第38章麟泰(七)(1 / 3)
“陛下,太子献经。”
同泰寺,九级浮屠,金顶辉照。
蕭澤缓缓自蒲团前睁开了眼,阉官来报,他也只是靜靜地望着眼前佛陀的须弥座,不置一词。
那边的小黄门见内没有动静,大着胆子又接了一句:“陛下,太子殿下在外头跪候。”
蕭钧,他最欣赏的孩儿,没有此前他养子的凶暴,温文尔雅,进退有度。
然而这天下只要他还未驾崩西去,他才是梁国唯一的主人。
他可以有二想,但他不可以反抗君父。
无论错对。
拉扯了半年,蕭钧如今献经与他,也恰说明了,他还不至于忘了自己的東宮权势,究竟来自何方。
佛珠盘手,木履辞楼。
浑厚苍老却又中气十足的声音在同泰寺的殿宇之下回荡,一步一字道:
“慕容攀墙视,吴军无边岸。
我身分自当,枉杀墙外汉。”
蕭澤所咏为民间所作《慕容垂歌辞》,以慕容垂之口,唱其叛秦复燕,却被晋将刘牢之击败时的窘境。

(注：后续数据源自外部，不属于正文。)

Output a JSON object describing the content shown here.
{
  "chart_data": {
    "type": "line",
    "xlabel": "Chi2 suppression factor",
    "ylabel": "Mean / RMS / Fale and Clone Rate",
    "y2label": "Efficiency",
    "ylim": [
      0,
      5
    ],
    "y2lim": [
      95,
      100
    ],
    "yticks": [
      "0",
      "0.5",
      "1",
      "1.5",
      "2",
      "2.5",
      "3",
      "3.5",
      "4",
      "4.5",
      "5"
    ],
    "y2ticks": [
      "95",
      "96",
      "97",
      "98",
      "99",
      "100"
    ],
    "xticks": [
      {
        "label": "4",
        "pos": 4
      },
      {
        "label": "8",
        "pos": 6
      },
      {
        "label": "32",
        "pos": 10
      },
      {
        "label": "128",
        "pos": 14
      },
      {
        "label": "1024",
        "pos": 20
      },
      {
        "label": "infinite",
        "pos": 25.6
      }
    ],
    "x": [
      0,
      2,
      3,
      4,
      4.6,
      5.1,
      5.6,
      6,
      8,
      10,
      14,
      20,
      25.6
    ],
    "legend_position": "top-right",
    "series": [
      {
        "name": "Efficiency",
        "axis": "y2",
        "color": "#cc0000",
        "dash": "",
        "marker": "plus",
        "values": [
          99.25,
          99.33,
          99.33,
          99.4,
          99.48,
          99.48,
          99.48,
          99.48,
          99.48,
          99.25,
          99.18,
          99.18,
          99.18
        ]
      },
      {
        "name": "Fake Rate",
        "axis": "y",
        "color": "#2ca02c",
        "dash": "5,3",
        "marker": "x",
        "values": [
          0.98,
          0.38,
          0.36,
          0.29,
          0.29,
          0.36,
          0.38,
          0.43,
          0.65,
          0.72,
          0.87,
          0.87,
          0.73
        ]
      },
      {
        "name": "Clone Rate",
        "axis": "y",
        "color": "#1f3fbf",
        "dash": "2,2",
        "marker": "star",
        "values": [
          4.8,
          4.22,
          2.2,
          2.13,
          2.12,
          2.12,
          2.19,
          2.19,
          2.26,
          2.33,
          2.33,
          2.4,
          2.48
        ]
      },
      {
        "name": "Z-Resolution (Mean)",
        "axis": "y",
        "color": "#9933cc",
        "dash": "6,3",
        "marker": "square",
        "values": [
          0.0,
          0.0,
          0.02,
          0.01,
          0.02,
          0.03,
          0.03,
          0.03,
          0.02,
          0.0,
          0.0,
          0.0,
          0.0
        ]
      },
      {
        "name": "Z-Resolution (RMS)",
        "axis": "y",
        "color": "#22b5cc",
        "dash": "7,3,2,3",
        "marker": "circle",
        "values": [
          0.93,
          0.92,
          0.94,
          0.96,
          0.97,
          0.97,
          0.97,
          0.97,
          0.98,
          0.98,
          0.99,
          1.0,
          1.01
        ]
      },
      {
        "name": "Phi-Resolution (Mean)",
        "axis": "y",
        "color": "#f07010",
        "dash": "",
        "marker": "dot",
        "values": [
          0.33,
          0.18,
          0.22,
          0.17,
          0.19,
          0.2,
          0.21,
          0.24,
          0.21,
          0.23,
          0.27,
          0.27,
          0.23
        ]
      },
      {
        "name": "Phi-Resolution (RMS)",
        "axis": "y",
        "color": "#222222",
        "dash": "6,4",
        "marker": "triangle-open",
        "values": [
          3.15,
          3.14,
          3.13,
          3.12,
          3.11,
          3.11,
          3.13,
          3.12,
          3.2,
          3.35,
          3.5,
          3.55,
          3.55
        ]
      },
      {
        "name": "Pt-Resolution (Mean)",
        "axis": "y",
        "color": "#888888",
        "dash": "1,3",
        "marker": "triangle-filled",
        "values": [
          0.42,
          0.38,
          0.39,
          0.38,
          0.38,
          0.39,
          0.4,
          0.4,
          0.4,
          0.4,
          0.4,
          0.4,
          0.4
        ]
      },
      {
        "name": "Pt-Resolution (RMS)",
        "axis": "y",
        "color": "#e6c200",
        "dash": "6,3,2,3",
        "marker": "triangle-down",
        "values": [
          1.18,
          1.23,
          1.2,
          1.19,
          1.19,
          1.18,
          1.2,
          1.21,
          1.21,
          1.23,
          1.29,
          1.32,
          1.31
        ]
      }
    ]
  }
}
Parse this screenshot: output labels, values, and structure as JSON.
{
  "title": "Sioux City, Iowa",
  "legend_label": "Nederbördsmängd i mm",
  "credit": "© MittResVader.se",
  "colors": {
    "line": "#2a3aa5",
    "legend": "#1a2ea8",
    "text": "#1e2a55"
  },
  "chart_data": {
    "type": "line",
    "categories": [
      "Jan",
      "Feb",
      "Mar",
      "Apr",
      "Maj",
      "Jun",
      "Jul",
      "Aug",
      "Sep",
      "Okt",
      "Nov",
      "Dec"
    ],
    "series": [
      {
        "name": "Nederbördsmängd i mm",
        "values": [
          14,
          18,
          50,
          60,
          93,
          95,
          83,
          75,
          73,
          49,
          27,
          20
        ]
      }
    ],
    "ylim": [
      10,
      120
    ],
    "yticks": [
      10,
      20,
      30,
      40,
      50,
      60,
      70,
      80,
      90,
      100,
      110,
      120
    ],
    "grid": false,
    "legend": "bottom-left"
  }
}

萧澤以诗文见长,连带着半个萧家不论男女都是喜好诗文之人。
但现下萧钧不会以为他吟诗只是忽然有感而发。
他是在将自己的太子比作打了败仗的慕容垂,还是在说庐陵王的‘无边吴军’能将北面的魏国围成慕容垂?
萧钧面无异色,心思百转千回,最终将自己手上的经书捧得更高了些,“孩儿得尋王右军《佛遺教经》,特此献给父皇,父皇永膺多福。”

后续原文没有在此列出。